Uno juventino a Milano
Alla fine la festa è contagiosa, superando steccati altrimenti insormontabili…
E dire che i presupposti c’erano tutti per allontanare fino all’ultimo un’illusione. E ha funzionato. La domenica di sole lasciava presagire una giornata tutto sommato all’insegna del buondì. E a Milano il buondì ricorda – tra l’altro – la marca di una delle buone colazioni di trent’anni fa. Ma a parte le golosità c’erano tanti fattori che si sommavano, per allontanare fino all’ultimo minuto l’arrivo di uno scudetto che proprio mi stava sullo stomaco. Allora bel tempo, quindi gita in scooter, fino a Bergamo, a vedere una mostra di disegni e pitture di Giovanni e Stefano Davì, due amici che espongono alla Biblioteca Caversazzi. Un bel momento. Dove l’arte della matita, della china e dei pastelli regalano ai visitatori, piacevoli sensazioni ed emozioni. Bergamo è tutto un tricolore, domenica scorsa ha ospitato il raduno nazionale degli alpini. Le penne nere erano mezzo milione! Fiumi d’acqua dal cielo e torrenti di vino, la città è stata doppiamente irrigata. Ma oggi a Milano ci sono i bersaglieri. E un salto in Piazza Duomo dovrò pur farlo. Passo però prima, da Brescia, se Antonio mi invita a mangiare il baccalà alla siciliana non posso rifiutare. Momento solenne quello che vivo a tavola, e guai se qualcuno osa parlare di calcio, di scudetto, di tifo. I patti sono chiari. Mi alzerei di brutto e mi allontanerei. Dal cibo. Per fortuna che tutti sono stati ai patti, perché davanti a tanta bontà manco col carro attrezzi mi sarei allontanato da un piatto tanto prelibato.

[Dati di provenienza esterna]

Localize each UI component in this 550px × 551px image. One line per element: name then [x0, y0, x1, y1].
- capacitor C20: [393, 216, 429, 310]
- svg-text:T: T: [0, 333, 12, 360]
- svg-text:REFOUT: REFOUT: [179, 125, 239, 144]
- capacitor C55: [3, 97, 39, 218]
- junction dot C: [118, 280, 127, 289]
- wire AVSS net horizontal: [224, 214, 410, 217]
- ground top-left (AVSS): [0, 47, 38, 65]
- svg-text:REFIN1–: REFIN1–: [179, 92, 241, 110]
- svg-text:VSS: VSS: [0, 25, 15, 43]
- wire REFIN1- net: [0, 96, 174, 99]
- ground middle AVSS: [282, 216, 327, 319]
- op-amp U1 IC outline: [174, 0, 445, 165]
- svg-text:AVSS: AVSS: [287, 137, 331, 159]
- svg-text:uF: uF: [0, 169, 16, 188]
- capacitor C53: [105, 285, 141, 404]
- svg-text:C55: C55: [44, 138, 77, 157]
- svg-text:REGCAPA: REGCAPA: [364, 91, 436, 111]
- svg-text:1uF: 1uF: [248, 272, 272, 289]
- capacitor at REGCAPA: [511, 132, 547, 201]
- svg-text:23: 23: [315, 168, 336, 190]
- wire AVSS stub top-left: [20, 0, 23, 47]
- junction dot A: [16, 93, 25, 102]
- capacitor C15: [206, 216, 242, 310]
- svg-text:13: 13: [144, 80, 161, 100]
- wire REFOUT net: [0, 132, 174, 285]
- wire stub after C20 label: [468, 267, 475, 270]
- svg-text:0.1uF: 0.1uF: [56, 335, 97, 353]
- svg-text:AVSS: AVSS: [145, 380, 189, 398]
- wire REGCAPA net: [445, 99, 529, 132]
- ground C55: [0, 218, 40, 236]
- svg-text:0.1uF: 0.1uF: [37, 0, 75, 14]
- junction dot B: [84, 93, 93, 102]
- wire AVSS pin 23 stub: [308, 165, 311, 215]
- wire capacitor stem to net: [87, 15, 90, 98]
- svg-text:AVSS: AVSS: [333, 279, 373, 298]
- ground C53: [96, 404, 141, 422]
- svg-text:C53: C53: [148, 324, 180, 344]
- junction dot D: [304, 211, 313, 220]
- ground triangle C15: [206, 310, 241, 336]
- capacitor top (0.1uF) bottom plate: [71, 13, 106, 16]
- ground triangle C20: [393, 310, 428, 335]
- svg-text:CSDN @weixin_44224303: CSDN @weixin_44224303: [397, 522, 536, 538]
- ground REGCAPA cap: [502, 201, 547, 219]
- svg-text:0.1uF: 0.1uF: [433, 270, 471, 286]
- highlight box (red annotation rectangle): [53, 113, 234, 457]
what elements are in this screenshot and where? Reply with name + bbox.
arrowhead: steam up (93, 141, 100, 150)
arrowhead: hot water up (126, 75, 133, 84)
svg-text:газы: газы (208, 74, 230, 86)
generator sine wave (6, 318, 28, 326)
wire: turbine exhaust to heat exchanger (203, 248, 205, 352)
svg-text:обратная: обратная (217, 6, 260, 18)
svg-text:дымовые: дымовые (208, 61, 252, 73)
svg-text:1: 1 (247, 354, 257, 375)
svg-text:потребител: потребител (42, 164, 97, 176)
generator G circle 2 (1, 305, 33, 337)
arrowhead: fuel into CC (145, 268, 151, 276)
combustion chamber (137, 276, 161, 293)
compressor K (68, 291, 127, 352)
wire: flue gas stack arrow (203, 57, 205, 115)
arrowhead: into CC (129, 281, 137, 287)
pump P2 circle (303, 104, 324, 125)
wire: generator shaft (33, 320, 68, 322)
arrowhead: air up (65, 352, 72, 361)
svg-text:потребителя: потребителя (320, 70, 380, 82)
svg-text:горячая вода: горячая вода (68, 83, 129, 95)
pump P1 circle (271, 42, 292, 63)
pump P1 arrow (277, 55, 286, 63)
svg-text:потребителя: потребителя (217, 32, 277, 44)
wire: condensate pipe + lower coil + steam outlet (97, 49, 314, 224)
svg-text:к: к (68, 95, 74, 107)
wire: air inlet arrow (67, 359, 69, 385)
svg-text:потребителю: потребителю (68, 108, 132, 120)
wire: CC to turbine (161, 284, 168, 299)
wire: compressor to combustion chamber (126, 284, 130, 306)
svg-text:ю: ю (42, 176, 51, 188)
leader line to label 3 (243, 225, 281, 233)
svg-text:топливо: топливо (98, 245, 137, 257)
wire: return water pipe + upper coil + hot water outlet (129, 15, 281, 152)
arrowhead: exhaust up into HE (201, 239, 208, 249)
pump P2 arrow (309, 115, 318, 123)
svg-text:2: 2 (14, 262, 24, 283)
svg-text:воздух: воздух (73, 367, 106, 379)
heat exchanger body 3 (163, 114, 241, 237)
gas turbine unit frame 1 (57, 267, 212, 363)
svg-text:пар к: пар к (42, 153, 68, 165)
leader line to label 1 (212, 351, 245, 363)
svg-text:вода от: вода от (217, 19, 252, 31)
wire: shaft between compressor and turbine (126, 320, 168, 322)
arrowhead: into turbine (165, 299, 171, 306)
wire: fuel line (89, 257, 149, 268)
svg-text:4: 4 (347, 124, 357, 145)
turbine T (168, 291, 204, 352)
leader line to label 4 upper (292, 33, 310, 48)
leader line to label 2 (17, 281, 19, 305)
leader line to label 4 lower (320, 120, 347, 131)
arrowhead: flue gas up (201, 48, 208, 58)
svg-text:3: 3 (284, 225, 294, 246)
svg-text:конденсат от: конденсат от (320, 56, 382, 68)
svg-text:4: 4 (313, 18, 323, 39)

L’autostrada verso Milano è deserta, Piazza Duomo si avvicina quando sento il primo gol della Roma e lo zero a zero dell’Inter. Credo! Con un’affermazione che supera ben di lunga in entusiasmo quello delle promesse battesimali di un catecumeno in età avanzata. Poi non voglio sapere altro. La fede è fede e quella di uno juventino è incrollabile. Con che faccia affermo ciò, dopo un anno del genere! I bersaglieri bersagliano Piazza Duomo con mille acrobazie, di fanfare, di corsa, in bici. Tricolori, sindaci e parlamentari. Uomini, donne e bimbi. Sono le diciotto. Guardo attentamente quasi come a non volermi far notare, ma osservo attentamente se per caso sventolano bandiere nerazzurre. Non ne vedo. Né caroselli di auto, non sento clacson scatenati. Che sia andata bene? L’illusione dura poco. Icio, amico interista, mi chiama sul portatile. Leggo il suo nome sul led e mi pervade un fortissimo senso di disgusto, di nausea, di dolori addominali, di convulsioni. Faccio fatica a non spegnere. Poi rispondo. Sì, avete vinto? Ci mancherebbe che non fosse così – vigliaccamente mi congratulo – e gli assicuro che se lo sono meritato tutto. Davvero. Peccato sta benedetta Roma, della Sensi di Totti e Ranieri. Ma lo scarto è minimo e il campionato ha decretato così. E così sia!
E se ti capita da Juventino abitare a Milano che fai. Già, e mo’ che faccio? Piazza Duomo cambia scena, le immagini zumano sui bersaglieri e a tutto campo vanno a cercare i caroselli d’auto, gli sventolii di bandiere nerazzure che ora si stanno avvicinando. E ci resto pure io su questa piazza tutta interista. E festa sia. Peccato che manchi una fontana. Stasera ci si tufferebbe volentieri. Stasera si festeggia il 18° scudetto, stasera l’Inter diventa una squadra adulta. Milano che guarda all’Expo del 2015, che disegna i grandi progetti per il futuro è tutta qui in piazza. Ci sono proprio tutti gli interisti. Che bella la festa per uno scudetto che si conquista!